A política nacional e regional de combate aos problemas da interioridade, deveriam incluir medidas como: o reconhecimento do Estatuto Jurídico da Interioridade, obrigando a que normas legais, decisões políticas e administrativas com impacto no território, fossem previamente avaliadas na perspetiva do combate às assimetrias regionais; uma política de incentivos fiscais à Interioridade, suficientemente diferenciadora, dirigida às empresas e aos cidadãos, em sede de IRC e IRS, a manter por NUT III, até que o rendimento médio atingisse um determinado valor do PIB pc da média nacional; uma agenda estratégica para a política de ordenamento e de investimento na agricultura e florestas visando o crescimento económico e a modernização e sustentabilidade das explorações familiares, assim como a renovação geracional; o reforço do Ensino Superior pelo aumento do número de alunos, pela qualidade e empregabilidade e pelo apoio aos centros de investigação, de inovação e de interface tecnológico; a criação ou transferência de alguns serviços públicos de âmbito nacional para o Interior; a aplicação diferenciada dos fundos da União Europeia como instrumento de combate às assimetrias, robustecendo as estratégias territoriais integradas, respondendo a prioridades e especificidades de cada território, reforçando a gestão regional e não a gestão centralizada; o reforço da cooperação transfronteiriça incidindo os apoios sobre os territórios das NUT III de fronteira, não a praticamente todo o país, tornando-a mais estratégica, dirigida a áreas temáticas específicas, assim como assegurar a conetividade fronteiriça em várias frentes, necessárias à cooperação avançada.

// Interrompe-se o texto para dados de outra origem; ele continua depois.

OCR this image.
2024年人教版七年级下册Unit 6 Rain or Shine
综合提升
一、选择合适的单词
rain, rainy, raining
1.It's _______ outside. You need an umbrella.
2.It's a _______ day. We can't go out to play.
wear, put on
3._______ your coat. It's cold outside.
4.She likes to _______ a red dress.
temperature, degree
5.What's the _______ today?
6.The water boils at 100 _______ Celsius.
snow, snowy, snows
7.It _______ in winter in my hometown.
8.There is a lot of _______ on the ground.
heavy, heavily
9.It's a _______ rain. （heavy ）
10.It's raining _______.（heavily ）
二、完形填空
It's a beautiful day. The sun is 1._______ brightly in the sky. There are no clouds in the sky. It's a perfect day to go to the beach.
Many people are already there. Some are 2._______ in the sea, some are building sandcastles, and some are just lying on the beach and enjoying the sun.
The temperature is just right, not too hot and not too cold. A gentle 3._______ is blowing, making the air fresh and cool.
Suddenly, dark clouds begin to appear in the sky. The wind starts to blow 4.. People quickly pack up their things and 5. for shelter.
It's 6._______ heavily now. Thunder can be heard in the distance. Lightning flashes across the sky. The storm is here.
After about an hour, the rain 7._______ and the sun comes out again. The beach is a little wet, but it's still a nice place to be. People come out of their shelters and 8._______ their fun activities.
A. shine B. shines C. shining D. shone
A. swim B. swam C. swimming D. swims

Ao nível da política regional, o desejável seria a existência de um poder regional legitimado pelo voto popular que lhe permitisse preencher o espaço da política regional e da coordenação das políticas sub-regionais, para assegurar à Região Norte a concretização de uma estratégia forte no âmbito da competitividade e da coesão, com crescimento económico acima da média nacional, utilizando o seu elevado potencial de recursos económicos e de conhecimento humano, assegurando eficiência e equidade no uso dos recursos, garantindo que a região deixaria de ser a mais pobre de Portugal.  

Na ausência de um governo regional, enquanto não se concretizar tal desígnio constitucional, a região não pode deixar de fortalecer a cooperação estratégica através das suas instituições mais relevantes, entender-se sobre o diagnóstico estratégico da região, tendo por base o melhor que tem sido alcançado em diversos domínios e que tem sido muito, acordar sobre as melhorias a introduzir, definindo prioridades e novas orientações que possam contribuir para a mudança, garantindo uma efetiva e positiva cooperação na construção de uma Agenda estratégica regional para a convergência, a competitividade e a coesão.

 

Para isso é essencial aprofundar a visão sobre o caminho a percorrer, não querer fazer tudo de novo, trabalhar sobre o que tem sido feito e resultados obtidos, mobilizar as melhores competências, não deixando ninguém para trás, enfrentar de mãos dadas os próximos desafios. A título de contributo refiro cinco temas de reflexão para uma agenda estratégica regional:

1 – Competitividade e internacionalização da economia – aumentar as exportações na gama dos bens e serviços de média a alta tecnologia, visto Portugal ser um país moderadamente inovador no contexto europeu;    

2 – Incluir como prioritários alguns temas como: a agenda demográfica e o despovoamento do Interior; as alterações climáticas e seu impacto no território rural e costeiro; a inovação digital, as cidades e territórios inteligentes; a energia e a transição energética; a sustentabilidade e a economia circular.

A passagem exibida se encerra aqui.